= Dora Benjamin =

German psychologist and economist (1901–1946)

Dora Benjamin (30 April 1901 – 1 June 1946) was a German economist, feminist, educational psychologist and child advocate. She was the younger sister of the doctor Georg Benjamin and the philosopher Walter Benjamin, and the best friend of Georg's wife Hilde, later East German Minister of Justice.

==Life==
Dora Benjamin was born into a bourgeois Jewish family on 30 April 1901 in Berlin, the daughter of Emil Benjamin, an antiques dealer, and Pauline Schönflies, from a wealthy agriculturalist family. Together with her older brothers, Walter and Georg, she enjoyed a culturally rich upper-middle-class childhood. She finished high school in 1918 and attended courses by the feminist Helene Lange. After studying economics at the University of Greifswald, she gained a doctorate in 1924 with a thesis 'The social situation of Berlin women garment workers, with special reference to children.'. She recommended regulation to ensure women worked in factories rather than at home, with enforced provision of daycare centers and kindergartens.

In 1929, she collaborated with Georg and Walter on a 'Healthy Nerves' exhibition at the hospital in Wedding, Berlin, using the occasion to campaign against child labor. She began to research the educational and psychological needs of working-class women and children and wrote essays in social criticism for German periodicals.
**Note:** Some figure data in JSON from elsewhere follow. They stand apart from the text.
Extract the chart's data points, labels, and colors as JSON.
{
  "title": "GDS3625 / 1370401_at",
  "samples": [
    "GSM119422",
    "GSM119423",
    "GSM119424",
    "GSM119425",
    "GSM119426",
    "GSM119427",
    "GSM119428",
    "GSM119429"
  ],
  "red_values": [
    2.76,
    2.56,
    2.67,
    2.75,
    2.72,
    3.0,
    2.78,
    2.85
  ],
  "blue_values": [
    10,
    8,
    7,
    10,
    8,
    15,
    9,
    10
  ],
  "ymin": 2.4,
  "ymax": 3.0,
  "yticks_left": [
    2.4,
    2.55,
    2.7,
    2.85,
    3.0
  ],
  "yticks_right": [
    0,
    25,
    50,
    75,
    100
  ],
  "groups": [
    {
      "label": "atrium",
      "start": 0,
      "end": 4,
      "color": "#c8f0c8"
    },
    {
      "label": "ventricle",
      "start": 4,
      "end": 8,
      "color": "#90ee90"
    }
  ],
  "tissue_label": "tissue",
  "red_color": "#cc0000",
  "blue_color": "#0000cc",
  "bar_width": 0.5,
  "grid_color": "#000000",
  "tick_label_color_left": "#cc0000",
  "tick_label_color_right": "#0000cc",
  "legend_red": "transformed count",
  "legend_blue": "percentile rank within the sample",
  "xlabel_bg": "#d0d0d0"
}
When the Nazis came to power in 1933, they took her brother Georg into protective custody. Dora's writings may have been destroyed in the Nazi book burnings and subsequent confiscations. Dora and her brother Walter, each fled to France in 1933 by different routes. A refugee, she took care of refugee children in her small apartment. On 15 May 1940, Benjamin was taken in the Vel' d'Hiv Roundup to the Vélodrome d'Hiver, a boarding school for single and childless women. A week later, along with many other German women, she was interned in the Gurs internment camp. There, she began research into the traumatic effect of camps on children. She was able to leave the camp and escape to Lourdes after the Germans invaded France in June 1940. She hoped to work in the United States after the war and had been promised an entry visa there but lacked documentation to leave France and was weakened by illness. In December 1942, she fled the German occupation of France to Switzerland. Blocked at the border, she managed not to be sent back to France owing to her ill health.

In Swiss exile in 1942–1943 Dora Benjamin continued her research into refugee children traumatized by concentration camps and became involved in educational reform projects. In early 1945, she took part in the Montreux Refugee Conference, representing the Swiss Workers' Relief Organization. She spoke "for those refugees who cannot represent themselves, for their refugee children," and warned against neglecting "return and migration issues" in European reconstruction.

Diagnosed with breast cancer in 1944, she died in Zürich on 1 June 1946.

Hilde Benjamin published a volume of Dora's doctoral thesis. A Berlin park has been named after her since 2009.

==Works==
- Die soziale Lage der Berliner Konfektionsheimarbeiterinnen mit besonderer Berücksichtigung der Kinderaufzucht. Versuch einer Wertung der Heimarbeit im Vergleich mit der Fabrikarbeit unter dem Gesichtspunkt der bestmöglichen Aufzucht des Kindes.. Dissertation, Greifswald, 1924.
- 'Der Stand der Heimarbeit in Deutschland', Soziale Praxis, Vol. 34 (1925)
- Der Stand der Heimarbeit in Deutschland. Ergebnisse der Deutschen Heimarbeitausstellung, 1925. Schriften der Gesellschaft für sociale Reform, 77. Jena: G. Fischer, 1928.
- 'Verbreitung und Auswirkung der Frauenerwerbsarbeit' [The spread and impact of women's employment], in Schmidt-Beil, Ada (ed.), Die Kultur der Frau. Eine Lebenssymphonie der Frau des XX. Jahrhunderts [The culture of women. A life symphony of the women of the 20th century]v. Berlin, 1931.